In the catering tent I sit next to 71-year-old Tom O’Neill, who came from Dunlavin, in Co Wicklow, using “the free travel”. O’Neill keeps donkeys.
He recently won a competition for the best-turned-out donkey.
He’s also a sucker for old farm machinery; if he sees a rusty contraption in a farmer’s ditch he buys it. His recent acquisitions include an old-time corn crusher, a donkey hearse (a sort of 19th-century cart for transporting coffins) and a doctor’s gig, “for bringing the doctor around before there were cars”.
“My son and daughter wouldn’t look at that stuff,” O’Neill says. His son gives golf lessons. His daughter lives in Sydney and works for an insurance company. Farms are bigger and faster now, he says, but there’s still a sense of community in Dunlavin.
O’Neill says to call in on him if I’m ever nearby. He tells me how to get to his house.
Declan Coyne and Johnny Johnston, a pair of balladeers, have a toy dog hitched to a wooden cart containing their song sheets. Johnston, who wears a long coat and a floppy hat, takes a while to drop out of character and regularly breaks into song.

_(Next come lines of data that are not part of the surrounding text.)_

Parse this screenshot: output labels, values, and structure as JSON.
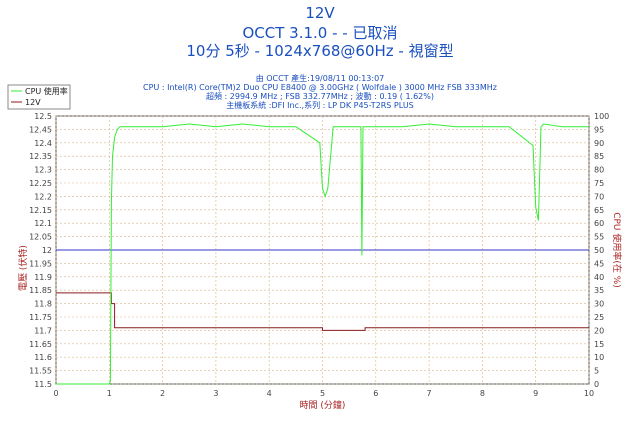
{
  "header": {
    "line1": "12V",
    "line2": "OCCT 3.1.0 -  - 已取消",
    "line3": "10分 5秒 - 1024x768@60Hz - 視窗型"
  },
  "info": {
    "line1": "由 OCCT 產生:19/08/11 00:13:07",
    "line2": "CPU : Intel(R) Core(TM)2 Duo CPU E8400 @ 3.00GHz ( Wolfdale ) 3000 MHz FSB 333MHz",
    "line3": "超頻 : 2994.9 MHz ; FSB 332.77MHz ; 波動 : 0.19 ( 1.62%)",
    "line4": "主機板系統 :DFI Inc.,系列 : LP DK P45-T2RS PLUS"
  },
  "colors": {
    "cpu_line": "#33ee33",
    "volt_line": "#8b1a1a",
    "ref_line": "#3333cc",
    "grid": "#d9b48a",
    "title": "#1a4fbf",
    "axis_label": "#aa2222"
  },
  "chart_data": {
    "type": "line",
    "xlabel": "時間 (分鐘)",
    "ylabel_left": "電壓 (伏特)",
    "ylabel_right": "CPU 使用率(在 %)",
    "xlim": [
      0,
      10
    ],
    "ylim_left": [
      11.5,
      12.5
    ],
    "ylim_right": [
      0,
      100
    ],
    "x_ticks": [
      "0",
      "1",
      "2",
      "3",
      "4",
      "5",
      "6",
      "7",
      "8",
      "9",
      "10"
    ],
    "y_left_ticks": [
      "11.5",
      "11.55",
      "11.6",
      "11.65",
      "11.7",
      "11.75",
      "11.8",
      "11.85",
      "11.9",
      "11.95",
      "12",
      "12.05",
      "12.1",
      "12.15",
      "12.2",
      "12.25",
      "12.3",
      "12.35",
      "12.4",
      "12.45",
      "12.5"
    ],
    "y_right_ticks": [
      "0",
      "5",
      "10",
      "15",
      "20",
      "25",
      "30",
      "35",
      "40",
      "45",
      "50",
      "55",
      "60",
      "65",
      "70",
      "75",
      "80",
      "85",
      "90",
      "95",
      "100"
    ],
    "grid": true,
    "legend_position": "top-left",
    "reference_line": {
      "value": 12.0,
      "axis": "left"
    },
    "series": [
      {
        "name": "CPU 使用率",
        "axis": "right",
        "x": [
          0,
          1.0,
          1.02,
          1.04,
          1.06,
          1.1,
          1.15,
          1.2,
          1.3,
          1.5,
          2,
          2.5,
          3,
          3.5,
          4,
          4.5,
          4.95,
          5.0,
          5.05,
          5.1,
          5.2,
          5.5,
          5.72,
          5.74,
          5.76,
          6,
          6.5,
          7,
          7.5,
          8,
          8.5,
          8.95,
          9.0,
          9.05,
          9.1,
          9.15,
          9.5,
          10
        ],
        "values": [
          0,
          0,
          1,
          68,
          85,
          92,
          95,
          96,
          96,
          96,
          96,
          97,
          96,
          97,
          96,
          96,
          90,
          73,
          70,
          73,
          96,
          96,
          96,
          48,
          96,
          96,
          96,
          97,
          96,
          96,
          96,
          89,
          66,
          61,
          96,
          97,
          96,
          96
        ]
      },
      {
        "name": "12V",
        "axis": "left",
        "x": [
          0,
          1.0,
          1.04,
          1.1,
          2,
          2.4,
          2.5,
          3,
          4,
          4.5,
          5,
          5.1,
          5.3,
          5.8,
          6.5,
          7,
          7.5,
          8,
          8.5,
          9,
          9.5,
          10
        ],
        "values": [
          11.84,
          11.84,
          11.8,
          11.71,
          11.71,
          11.71,
          11.71,
          11.71,
          11.71,
          11.71,
          11.7,
          11.7,
          11.7,
          11.71,
          11.71,
          11.71,
          11.71,
          11.71,
          11.71,
          11.71,
          11.71,
          11.71
        ]
      }
    ]
  }
}
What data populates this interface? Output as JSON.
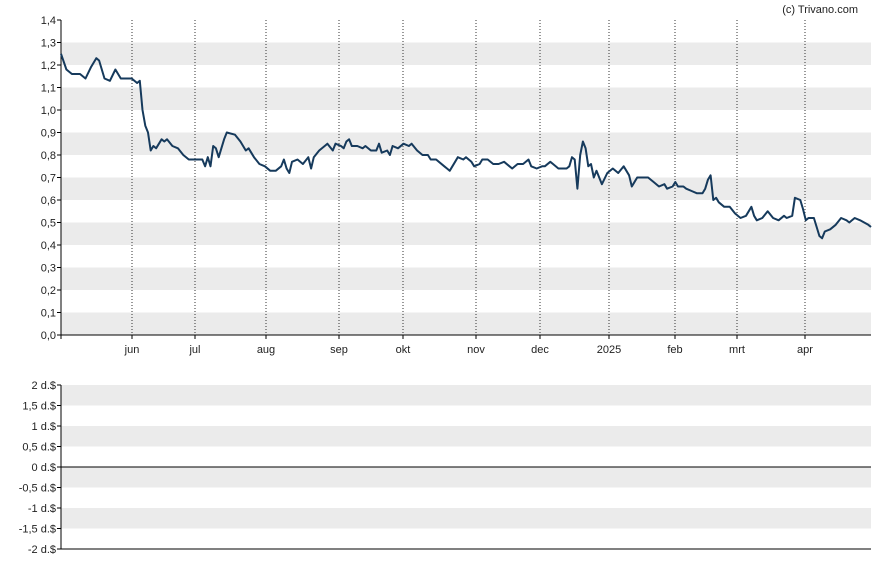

“I got six months for incitement,” he says, “for singing revolutionary songs at the Ballinasloe fair.”
“In my father’s time ballad singers – often Travellers – went around to the fairs, selling ballad sheets,” says Coyne, who has a big beard, a cap and a waistcoat. “Now there’s a whole generation who probably think music comes out of a box.”
“Politics is in books,” says Johnston. “But the social history is in the songs.”
Johnston is also political in real life.
“The greatest insult to rural towns was the slogan ‘Let’s keep the recovery going’, running into the last election,” he says. “It was an awful slight to two-thirds of the country. I’m from Ballinasloe, and it’s creaking. It’s so sad . . . Factories have closed and left.”
“I remember going into Roscommon on a Wednesday, and the place would be buzzing,” Coyne says, “but now there’s nobody in the pubs and no cinemas. People are probably drinking more than ever – but at home.”
“Every State agency was asked to commemorate 1916 in an appropriate way,” says Teagasc’s director, Prof Gerry Boyle. “We decided to do something here because of the Liam Mellows connection. The biggest mobilisation outside of Dublin was in Athenry. We decided we’d emphasise farming and country life as it was in 1916.
“The land is what creates a continuity for a lot of people. There’s something very deep about attachment to the land.”
We discuss how rural communities are changing. There are fewer and bigger farms, and about half of farmers have a second job. It’s a different job now, Boyle says.
“A lot of farming is associated with back-breaking physical activity, but the modern young farmer is a different type of farmer. It isn’t really about the physical intensity of the labour any more. It’s more about managing resources.”
He says that worrying about the destruction of rural Ireland is a bit overdone. “Obviously, there are stats on people leaving agriculture, but it varies around the country. A lot of it depends on proximity to motorways and large towns.”
We’re joined by the archaically costumed Nuala King and Mary Doherty, who earlier demonstrated traditional methods of preserving eggs.
Back in the 1970s the women were poultry instructors, travelling Ireland’s byways to instruct farmers on technique. “They used to call me a fowl woman,” says King as a hen strolls under our feet.
King worries about lonely older people but isn’t as sure as others I’ve spoken to that rural society is declining. “People are still very supportive of each other,” she says. “There is a sense of community.”
As I leave, Doherty even suggests that I might be part of it. “Start off with the hens,” she says, “and you can continue farming from there.”